Amerikalı yazar John Reed 1917 Ekim Devrimi’ni anlattığı Dünyayı Sarsan On Gün kitabında, o günlerde şahit olduğu bir olayı aktarır. Ukala ve öfkeli bir genç, aslen işçi olan ama cepheye gönderilmiş bir diğer gence bilgiççe şeyler söylemekte, siyasi gelişmelere nasıl bakılması gerektiğini anlatmaktadır. Genç işçi mütevazı ama kararlı bir sesle şöyle karşılık verir kendisine anlatılanlara: “Bildiğim tek şey var; o da iki sınıf olduğu. İşçi sınıfı ve patronlar sınıfı. Eğer birinden değilseniz öbüründen olmanız gerekiyor.” Bu sade ama çarpıcı sözler tam da ihtiyacımız olan bakış açısını sunar bize, kılavuzluk eder. Böylece sorunları, olayları, kısacası her şeyi şu temel sorulara cevap vererek anlamlandırabiliriz: Hangi sınıftanız? Hangi sınıfın çıkarını savunmalıyız? Gelişmeler hangi sınıfın çıkarına hizmet ediyor ya da hangi sınıfa zarar veriyor?

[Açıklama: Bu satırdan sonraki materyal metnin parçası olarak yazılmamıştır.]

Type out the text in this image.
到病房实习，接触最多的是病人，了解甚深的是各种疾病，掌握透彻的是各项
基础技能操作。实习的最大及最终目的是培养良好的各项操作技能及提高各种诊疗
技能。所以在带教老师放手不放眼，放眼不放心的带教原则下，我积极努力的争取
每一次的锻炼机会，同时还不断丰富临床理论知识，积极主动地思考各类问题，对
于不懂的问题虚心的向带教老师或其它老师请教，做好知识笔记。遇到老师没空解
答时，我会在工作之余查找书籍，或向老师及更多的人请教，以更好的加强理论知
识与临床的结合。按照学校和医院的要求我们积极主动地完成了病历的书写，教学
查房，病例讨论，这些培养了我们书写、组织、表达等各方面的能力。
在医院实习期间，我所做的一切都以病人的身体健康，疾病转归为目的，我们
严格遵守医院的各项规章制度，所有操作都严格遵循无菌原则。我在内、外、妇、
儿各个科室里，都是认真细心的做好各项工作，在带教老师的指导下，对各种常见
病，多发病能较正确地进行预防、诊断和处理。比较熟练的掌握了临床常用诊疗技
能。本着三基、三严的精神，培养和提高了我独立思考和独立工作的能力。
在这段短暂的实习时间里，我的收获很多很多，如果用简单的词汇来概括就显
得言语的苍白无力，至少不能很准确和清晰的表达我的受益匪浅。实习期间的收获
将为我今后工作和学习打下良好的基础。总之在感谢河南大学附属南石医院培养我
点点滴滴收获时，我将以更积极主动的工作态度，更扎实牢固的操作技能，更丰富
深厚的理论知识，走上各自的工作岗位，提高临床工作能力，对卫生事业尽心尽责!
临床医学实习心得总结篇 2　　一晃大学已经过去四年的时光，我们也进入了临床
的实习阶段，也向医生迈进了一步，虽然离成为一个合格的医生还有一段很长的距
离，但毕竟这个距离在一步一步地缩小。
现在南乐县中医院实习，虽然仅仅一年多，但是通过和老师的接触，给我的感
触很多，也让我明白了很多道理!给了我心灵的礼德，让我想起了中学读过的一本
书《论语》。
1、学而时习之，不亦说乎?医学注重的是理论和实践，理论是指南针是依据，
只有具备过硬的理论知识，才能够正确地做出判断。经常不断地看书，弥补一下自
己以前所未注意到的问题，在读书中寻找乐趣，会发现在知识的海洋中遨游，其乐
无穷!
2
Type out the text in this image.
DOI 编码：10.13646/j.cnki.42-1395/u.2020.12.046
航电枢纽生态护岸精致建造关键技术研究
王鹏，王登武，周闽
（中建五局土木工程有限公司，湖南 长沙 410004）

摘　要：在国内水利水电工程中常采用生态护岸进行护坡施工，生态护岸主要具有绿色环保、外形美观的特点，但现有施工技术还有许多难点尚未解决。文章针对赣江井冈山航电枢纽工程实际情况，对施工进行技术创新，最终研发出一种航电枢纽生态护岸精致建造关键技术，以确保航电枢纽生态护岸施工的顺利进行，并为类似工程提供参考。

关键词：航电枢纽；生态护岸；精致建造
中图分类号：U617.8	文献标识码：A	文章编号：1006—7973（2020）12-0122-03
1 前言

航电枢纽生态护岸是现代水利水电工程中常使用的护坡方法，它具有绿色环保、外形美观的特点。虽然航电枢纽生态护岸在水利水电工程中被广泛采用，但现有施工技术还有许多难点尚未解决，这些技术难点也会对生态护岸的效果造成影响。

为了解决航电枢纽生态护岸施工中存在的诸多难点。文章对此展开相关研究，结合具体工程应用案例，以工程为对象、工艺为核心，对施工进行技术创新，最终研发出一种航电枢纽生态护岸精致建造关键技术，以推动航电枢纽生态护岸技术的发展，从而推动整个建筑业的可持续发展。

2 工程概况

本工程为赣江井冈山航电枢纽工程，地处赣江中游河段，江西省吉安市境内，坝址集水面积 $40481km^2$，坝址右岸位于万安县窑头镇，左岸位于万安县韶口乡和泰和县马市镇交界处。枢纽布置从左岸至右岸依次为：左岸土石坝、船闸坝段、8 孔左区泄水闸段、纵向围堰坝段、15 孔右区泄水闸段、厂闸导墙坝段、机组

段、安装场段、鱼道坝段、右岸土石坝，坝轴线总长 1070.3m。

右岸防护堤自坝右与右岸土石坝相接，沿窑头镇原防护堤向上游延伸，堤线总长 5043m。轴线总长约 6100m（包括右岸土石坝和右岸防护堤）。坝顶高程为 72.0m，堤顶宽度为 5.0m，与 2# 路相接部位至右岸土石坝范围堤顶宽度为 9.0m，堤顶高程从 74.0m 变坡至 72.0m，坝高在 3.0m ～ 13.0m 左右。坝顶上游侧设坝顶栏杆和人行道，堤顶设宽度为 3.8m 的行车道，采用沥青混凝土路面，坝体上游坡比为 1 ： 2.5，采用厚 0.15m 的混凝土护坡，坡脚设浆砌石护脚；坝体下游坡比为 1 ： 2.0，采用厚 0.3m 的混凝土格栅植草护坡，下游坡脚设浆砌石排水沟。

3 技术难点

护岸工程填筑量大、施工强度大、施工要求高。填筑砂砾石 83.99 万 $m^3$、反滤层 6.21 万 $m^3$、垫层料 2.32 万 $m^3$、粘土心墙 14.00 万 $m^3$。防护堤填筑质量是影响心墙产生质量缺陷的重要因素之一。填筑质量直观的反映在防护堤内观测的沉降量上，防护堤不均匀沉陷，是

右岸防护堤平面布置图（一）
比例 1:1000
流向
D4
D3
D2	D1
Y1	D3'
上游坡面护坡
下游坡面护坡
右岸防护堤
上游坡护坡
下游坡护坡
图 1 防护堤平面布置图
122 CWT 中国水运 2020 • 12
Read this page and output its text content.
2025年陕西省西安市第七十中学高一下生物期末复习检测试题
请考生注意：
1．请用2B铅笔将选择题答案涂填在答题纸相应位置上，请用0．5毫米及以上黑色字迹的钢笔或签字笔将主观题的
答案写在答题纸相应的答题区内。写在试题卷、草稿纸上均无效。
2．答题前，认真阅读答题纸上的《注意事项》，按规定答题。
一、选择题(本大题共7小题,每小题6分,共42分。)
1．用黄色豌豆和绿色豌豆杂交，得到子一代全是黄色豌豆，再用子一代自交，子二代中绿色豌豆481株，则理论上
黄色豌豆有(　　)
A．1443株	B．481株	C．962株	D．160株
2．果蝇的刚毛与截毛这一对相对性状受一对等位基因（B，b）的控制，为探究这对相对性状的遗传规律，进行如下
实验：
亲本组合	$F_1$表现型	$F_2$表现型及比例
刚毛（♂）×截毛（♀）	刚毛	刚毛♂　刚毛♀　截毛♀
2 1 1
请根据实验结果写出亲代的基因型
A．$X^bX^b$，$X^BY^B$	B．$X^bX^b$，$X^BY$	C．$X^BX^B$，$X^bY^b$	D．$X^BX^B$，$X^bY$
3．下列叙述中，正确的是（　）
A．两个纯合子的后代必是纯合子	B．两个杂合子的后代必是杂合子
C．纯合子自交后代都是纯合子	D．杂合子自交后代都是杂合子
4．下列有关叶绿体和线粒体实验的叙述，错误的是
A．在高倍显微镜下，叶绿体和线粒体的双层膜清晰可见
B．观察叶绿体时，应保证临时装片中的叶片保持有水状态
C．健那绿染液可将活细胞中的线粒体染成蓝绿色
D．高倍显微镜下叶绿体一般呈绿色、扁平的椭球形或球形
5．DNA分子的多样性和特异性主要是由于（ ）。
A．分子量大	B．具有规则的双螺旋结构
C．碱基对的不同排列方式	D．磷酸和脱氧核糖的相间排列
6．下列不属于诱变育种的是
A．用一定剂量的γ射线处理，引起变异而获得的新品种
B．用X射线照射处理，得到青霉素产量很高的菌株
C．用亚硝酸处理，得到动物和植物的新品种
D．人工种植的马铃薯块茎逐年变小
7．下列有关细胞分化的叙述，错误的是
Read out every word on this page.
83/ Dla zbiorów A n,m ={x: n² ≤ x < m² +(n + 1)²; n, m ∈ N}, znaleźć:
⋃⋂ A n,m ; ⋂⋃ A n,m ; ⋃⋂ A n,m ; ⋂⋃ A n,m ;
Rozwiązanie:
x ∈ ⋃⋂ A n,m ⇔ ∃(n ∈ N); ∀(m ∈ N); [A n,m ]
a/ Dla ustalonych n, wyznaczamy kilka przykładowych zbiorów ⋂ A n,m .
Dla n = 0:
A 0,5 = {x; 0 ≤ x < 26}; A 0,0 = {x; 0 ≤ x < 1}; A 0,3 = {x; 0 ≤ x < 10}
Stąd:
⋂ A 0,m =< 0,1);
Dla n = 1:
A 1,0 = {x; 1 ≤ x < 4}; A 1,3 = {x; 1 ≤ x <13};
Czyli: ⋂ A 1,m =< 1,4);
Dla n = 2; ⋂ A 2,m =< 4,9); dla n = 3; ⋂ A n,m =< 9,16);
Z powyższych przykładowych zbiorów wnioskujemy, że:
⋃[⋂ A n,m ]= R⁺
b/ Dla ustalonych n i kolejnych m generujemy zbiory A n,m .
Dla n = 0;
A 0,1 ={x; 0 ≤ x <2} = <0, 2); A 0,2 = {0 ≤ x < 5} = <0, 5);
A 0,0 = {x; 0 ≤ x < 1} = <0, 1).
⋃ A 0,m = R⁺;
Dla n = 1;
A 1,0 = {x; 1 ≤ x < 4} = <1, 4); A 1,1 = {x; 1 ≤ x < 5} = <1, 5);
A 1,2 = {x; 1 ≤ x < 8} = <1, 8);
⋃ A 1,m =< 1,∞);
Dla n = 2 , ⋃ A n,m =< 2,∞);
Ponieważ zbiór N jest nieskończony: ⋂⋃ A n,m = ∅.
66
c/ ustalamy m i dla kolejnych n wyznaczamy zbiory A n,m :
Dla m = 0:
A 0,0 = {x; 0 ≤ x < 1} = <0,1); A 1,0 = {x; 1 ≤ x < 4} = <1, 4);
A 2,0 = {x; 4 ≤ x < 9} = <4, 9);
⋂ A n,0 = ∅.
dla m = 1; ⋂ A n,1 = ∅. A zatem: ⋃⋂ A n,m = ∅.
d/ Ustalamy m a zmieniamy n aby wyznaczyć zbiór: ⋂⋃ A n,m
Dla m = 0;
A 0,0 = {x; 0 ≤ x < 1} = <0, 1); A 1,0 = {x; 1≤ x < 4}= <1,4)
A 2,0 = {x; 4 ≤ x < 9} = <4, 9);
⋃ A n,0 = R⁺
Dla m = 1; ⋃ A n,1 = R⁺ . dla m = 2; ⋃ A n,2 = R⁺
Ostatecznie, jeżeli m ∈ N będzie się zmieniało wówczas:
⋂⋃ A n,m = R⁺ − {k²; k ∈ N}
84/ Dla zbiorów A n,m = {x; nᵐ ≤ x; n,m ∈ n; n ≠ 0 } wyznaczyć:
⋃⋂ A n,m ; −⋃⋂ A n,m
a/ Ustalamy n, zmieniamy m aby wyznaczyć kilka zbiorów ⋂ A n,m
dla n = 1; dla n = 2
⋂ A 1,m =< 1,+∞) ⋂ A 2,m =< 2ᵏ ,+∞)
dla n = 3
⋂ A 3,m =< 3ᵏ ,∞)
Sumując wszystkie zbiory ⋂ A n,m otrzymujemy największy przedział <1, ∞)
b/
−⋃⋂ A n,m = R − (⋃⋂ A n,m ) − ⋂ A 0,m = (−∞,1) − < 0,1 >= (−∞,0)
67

Mesela uzun yıllardır halkların canını yakan bir savaş sürüp gidiyor. Irak, Afganistan, Yemen, Suriye, Ukrayna, Filistin… Dünya egemenleri bu savaşları sürdürürken, emekçiler patlayan bombaları, acılı insanları televizyon ekranlarından izliyor. Savaşın nedenini anlayamıyor. Öte yandan mesela ABD’de Trump iktidara geldikten sonra İsrail’in Filistin’de sürdürdüğü savaş için “ateşkes” söylemleri ortaya atılıyor ama savaş şiddetlenmeye devam ediyor. Dün Ukrayna’yı kışkırtan, koşulsuz destekleyen ABD, bugün “başınızın çaresine bakın, destek istiyorsanız değerli madenlerinizi bize verin” diyor. Bunlar, emekçiler için iyice kafa karıştırıcı olabiliyor. Oysa duruma sadelikle baktığımızda bu savaşların emperyalist çıkar savaşları olduğunu, hiçbir emperyalist-kapitalist gücün tarafında olmamamız ve savaşa karşı çıkmamız gerektiğini anlayabiliriz.
Diğer yandan dünya egemenleri sürekli teknolojik gelişmelerin müjdesini veriyorlar. Kripto paralardan yapay zekâlara, robotik sistemlerden otonom yani sürücüsüz araçlara pek çok teknolojik ürün sanki tüm insanlığın hizmetine sunuluyormuş gibi gösteriliyor. Oysa aynı sadeleştirme yöntemini burada da kullandığımızda bu teknolojilerin bizim hayatımızı olması gerektiği gibi kolaylaştırmadığını görüyoruz. Teknoloji bizim için değil sermaye sahiplerinin kârlarını zirveye taşımak, emekçileri manipüle etmek ve çok daha yıkıcı silahlar geliştirerek hegemonya savaşında üstün gelmek için kullanılıyor.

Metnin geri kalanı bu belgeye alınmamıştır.